General limitations

Due to the way LLMs work, there are certain limitations to their output that should be taken into account when working with these kinds of tools.

‘An artificial intelligence that has limitations when being worked with’, Microsoft Designer

Below we discuss some of these limitations.

Lack of truthfulness

LLMs are trained on ‘next-word’ predictions. This means that it uses statistics to estimate what would be the most plausible next word in the sentence. But these plausible and convincing responses can be incorrect or made-up (‘hallucinating AI’).

The model cannot verify its own output or assess its reliability. Always use your critical thinking skills when reading the output and always verify it against other sources of information.

In the example below, ChatGPT is giving an erroneous answer, as the third female Prime Minister of the United Kingdom was Liz Truss. She was in office in 2022. Moreover, given that this prompt was entered in June 2024, ChatGPT is providing information about a fictional future date.

Lack of sources

GenAI systems do not offer sources in their output to those specific pieces of information they are basing their answer on, which makes it difficult to verify their claims. They can also hallucinate references. GenAI systems are different from search engines such as Google, and so you should not use them in the same way when looking for scientific information. Although some models such as ChatGPT Plus and Microsoft Copilot have begun to include links to internet sources in their output, you should always critically evaluate and cross-reference all AI-generated output.

Below is an example of ChatGPT hallucinating references. Even though the references appear plausible, neither of these articles seems to exist. The DOI codes for the articles are also made up.

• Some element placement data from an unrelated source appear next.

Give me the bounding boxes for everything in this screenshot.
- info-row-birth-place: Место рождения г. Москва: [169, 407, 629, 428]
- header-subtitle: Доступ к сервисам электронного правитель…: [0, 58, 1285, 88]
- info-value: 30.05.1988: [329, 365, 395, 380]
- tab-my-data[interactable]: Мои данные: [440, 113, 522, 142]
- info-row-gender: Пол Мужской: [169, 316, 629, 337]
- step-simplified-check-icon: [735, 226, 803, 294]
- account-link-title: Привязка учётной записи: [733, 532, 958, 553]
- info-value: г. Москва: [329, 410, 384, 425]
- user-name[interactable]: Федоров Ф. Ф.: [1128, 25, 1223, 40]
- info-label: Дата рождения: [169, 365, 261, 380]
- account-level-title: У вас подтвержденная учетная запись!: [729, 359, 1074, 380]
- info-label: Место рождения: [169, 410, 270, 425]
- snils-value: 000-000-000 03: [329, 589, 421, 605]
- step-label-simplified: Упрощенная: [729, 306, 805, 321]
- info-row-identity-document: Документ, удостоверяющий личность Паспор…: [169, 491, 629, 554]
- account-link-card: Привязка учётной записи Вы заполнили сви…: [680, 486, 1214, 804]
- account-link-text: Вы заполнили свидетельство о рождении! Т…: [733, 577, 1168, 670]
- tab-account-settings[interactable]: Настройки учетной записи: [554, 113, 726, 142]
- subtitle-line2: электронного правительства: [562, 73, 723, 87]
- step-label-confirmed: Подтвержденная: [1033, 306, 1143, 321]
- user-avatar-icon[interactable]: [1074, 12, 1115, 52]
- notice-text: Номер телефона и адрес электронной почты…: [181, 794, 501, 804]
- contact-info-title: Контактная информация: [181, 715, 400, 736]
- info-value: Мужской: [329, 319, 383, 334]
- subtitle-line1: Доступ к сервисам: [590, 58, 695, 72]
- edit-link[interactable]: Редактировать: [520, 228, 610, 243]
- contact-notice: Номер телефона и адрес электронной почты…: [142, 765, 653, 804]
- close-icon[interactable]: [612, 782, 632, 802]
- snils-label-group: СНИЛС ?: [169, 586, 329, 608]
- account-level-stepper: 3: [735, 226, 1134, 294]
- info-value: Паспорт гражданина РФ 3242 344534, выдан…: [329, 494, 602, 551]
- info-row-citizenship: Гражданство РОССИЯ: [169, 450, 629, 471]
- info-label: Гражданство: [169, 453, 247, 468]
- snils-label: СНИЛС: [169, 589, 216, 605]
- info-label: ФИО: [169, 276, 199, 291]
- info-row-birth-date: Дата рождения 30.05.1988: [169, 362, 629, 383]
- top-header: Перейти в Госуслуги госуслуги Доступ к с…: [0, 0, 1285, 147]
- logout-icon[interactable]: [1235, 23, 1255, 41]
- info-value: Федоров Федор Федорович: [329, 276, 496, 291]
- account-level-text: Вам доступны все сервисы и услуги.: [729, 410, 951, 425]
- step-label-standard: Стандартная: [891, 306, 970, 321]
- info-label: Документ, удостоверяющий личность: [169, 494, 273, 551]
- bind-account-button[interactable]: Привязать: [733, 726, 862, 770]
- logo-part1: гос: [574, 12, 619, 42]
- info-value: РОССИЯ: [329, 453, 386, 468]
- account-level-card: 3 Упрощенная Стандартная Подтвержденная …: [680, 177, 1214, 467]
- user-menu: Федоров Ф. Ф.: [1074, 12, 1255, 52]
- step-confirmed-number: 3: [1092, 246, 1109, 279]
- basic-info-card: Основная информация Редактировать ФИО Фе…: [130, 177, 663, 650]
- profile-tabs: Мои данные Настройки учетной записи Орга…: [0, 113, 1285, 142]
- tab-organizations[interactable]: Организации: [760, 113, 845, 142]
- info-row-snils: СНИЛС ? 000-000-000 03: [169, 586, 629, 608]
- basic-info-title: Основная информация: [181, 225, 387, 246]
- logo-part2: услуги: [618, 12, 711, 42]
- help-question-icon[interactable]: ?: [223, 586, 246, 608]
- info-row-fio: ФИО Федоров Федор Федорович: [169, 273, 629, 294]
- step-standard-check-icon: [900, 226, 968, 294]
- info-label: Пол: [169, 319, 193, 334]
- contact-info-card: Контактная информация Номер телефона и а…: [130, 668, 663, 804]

Generic or reductive output

The output of GenAI can be quite generic or reductive. Especially when the prompt is very short, simple, or unspecific, the language used in the response can be rather bland, formulaic, and uninspiring.

In the following example, the prompt is very basic and generic, and the output is equally dull:

 

To increase the quality of the output, try to make your prompts as specific as possible. In the example below, the prompt is much more precise: it specifies who the intended audience is, it clearly states the aim of the message, and it offers instructions on how to deliver the message. This information is reflected in the output, as the language is more engaging and dynamic.

Inconsistent output reproducibility

Due to how text-based AI models work, they generate inconsistent output. When given the same input (e.g. a prompt), the model will give you a different result each time. This makes it difficult to consistently reproduce content from such models.

The example below illustrates that two identical prompts entered on the same day still produce a different result each time. Not only do the language and structure of the output differ in several ways, but the content is also different. For example, the first answer states that Michael Phelps competed in five Olympic Games, whereas the second output mentions only four Olympic Games.

Since reproducibility is often a key aspect of academic research, it has been suggested that the use of AI models that generate unreproducible output for research purposes may lead to a ‘reproducibility crisis’ in science. Therefore, the inconsistent output and its impact on reproducibility should always be taken into account when considering using GenAI for academic purposes.